The Biden administration has acknowledged this crisis, and made early care and education a centerpiece of its infrastructure plan. The plan would limit child care costs to seven percent of family income for most families, for example, and boost wages for early educators, now among the lowest in the country. Whether President Joe Biden’s agenda survives the legislative wood chipper or not remains to be seen; as of this writing, paid family leave has been cut, but childcare subsidies and universal pre-K remain—for now. Conservatives on both sides of the political aisle are continuing to whittle away at the package, or refusing to support it at all. Meanwhile, child advocates—including many from the world of philanthropy—are stepping forward to defend the measures.

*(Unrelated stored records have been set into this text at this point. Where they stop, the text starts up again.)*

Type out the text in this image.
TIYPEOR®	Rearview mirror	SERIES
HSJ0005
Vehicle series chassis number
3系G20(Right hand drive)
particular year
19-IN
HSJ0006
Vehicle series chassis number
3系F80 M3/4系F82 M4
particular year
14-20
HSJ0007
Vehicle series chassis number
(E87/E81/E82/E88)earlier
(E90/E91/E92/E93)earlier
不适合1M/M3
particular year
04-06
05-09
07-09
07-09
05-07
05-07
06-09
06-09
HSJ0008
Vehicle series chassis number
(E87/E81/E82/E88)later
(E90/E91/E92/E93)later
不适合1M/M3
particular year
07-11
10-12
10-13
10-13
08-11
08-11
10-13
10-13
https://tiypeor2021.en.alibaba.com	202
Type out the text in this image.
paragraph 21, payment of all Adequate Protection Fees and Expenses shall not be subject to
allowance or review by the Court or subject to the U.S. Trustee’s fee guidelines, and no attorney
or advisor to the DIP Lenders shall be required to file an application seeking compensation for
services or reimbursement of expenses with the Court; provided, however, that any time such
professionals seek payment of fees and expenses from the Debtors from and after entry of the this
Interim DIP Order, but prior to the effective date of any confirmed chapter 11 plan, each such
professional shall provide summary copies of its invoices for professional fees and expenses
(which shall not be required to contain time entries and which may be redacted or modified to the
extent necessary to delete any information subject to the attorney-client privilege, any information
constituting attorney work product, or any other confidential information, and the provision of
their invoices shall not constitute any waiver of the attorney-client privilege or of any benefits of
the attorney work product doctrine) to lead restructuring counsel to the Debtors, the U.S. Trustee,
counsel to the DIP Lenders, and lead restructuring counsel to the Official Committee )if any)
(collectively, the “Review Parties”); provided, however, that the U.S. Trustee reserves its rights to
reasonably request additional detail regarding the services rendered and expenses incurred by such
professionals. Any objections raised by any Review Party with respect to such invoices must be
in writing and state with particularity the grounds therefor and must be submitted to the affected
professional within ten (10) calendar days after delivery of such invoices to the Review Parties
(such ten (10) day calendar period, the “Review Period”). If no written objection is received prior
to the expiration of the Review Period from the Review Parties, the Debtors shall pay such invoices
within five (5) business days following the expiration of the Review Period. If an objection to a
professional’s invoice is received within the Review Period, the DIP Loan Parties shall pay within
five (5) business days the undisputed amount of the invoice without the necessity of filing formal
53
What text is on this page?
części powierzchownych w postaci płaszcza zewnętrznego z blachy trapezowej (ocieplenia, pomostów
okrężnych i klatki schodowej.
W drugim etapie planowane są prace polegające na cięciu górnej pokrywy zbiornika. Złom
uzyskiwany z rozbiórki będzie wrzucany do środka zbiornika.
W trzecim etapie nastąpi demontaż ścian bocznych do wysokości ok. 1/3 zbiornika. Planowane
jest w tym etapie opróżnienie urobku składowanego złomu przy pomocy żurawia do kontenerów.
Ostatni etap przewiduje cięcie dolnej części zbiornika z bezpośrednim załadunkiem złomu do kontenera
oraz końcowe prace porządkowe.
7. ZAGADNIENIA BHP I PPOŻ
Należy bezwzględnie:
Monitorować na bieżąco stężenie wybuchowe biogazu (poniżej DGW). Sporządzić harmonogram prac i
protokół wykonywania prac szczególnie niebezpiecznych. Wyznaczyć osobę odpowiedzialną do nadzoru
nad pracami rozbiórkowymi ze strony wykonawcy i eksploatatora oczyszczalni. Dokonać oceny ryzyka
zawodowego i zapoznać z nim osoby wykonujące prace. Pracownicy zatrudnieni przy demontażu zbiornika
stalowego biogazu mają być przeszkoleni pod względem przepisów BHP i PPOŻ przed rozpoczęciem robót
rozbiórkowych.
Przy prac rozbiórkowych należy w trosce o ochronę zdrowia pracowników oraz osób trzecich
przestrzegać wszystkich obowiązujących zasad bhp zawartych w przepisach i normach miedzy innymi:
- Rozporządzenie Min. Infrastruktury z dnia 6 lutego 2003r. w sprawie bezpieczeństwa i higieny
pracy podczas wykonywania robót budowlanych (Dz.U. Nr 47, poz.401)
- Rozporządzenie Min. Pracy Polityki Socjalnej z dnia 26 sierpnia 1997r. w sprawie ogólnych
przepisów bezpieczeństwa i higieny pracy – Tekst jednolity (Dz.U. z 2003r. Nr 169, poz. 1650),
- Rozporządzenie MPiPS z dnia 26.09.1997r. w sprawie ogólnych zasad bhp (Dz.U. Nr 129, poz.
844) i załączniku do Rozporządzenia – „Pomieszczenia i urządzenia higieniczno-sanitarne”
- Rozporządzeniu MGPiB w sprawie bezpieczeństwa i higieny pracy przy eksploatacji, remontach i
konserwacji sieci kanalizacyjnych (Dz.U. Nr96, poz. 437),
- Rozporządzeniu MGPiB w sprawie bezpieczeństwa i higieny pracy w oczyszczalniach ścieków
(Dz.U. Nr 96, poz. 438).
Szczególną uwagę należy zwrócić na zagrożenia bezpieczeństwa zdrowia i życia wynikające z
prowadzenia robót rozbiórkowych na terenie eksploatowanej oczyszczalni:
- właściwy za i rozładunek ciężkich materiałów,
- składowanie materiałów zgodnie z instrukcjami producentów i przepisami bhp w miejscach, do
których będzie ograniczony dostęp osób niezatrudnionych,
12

In a Washington Post article titled “Unless Congress Acts, Only the Rich Will be Able to Afford Child Care,” Elliot Haspel, program officer for education policy and research at the Robins Foundation, warned of the consequences if the child care measures are chopped out of the package. “There is a limited window to build a new system where the old one has failed: It cannot be allowed to slam shut on the outstretched fingers of the nation’s parents and children,” he wrote.

Advocates like Haspel and Sager would like to see the U.S. treat early care as a public good—as many other countries do—versus a private matter for families to figure out on their own. In a recent op-ed, Sager described the virtuous domino effect Biden’s plans will set off if enacted: “Parents have financial support so their children can be in care. Educators are supported to grow as professionals. And the children are the ultimate beneficiaries.”

On the macro level, the ongoing D.C. wrangling over Biden’s spending plans—including their child care components—highlights just how important it is for philanthropy to lean into advocacy, even if it means funding uncomfortably close to “politics.” As Sager pointed out, national philanthropy to “spark innovation and build movements” is essential, and that means support for organizations fighting for child care specifically as well as those advocating more robust social spending across the board. It can also mean democracy work and civic engagement—to make sure those most in need of child care services have some kind of voice in these debates.

President Biden recently observed that early educators are doing “God’s work,” as Sager pointed out. If it’s God’s work, shouldn’t we do more to support it?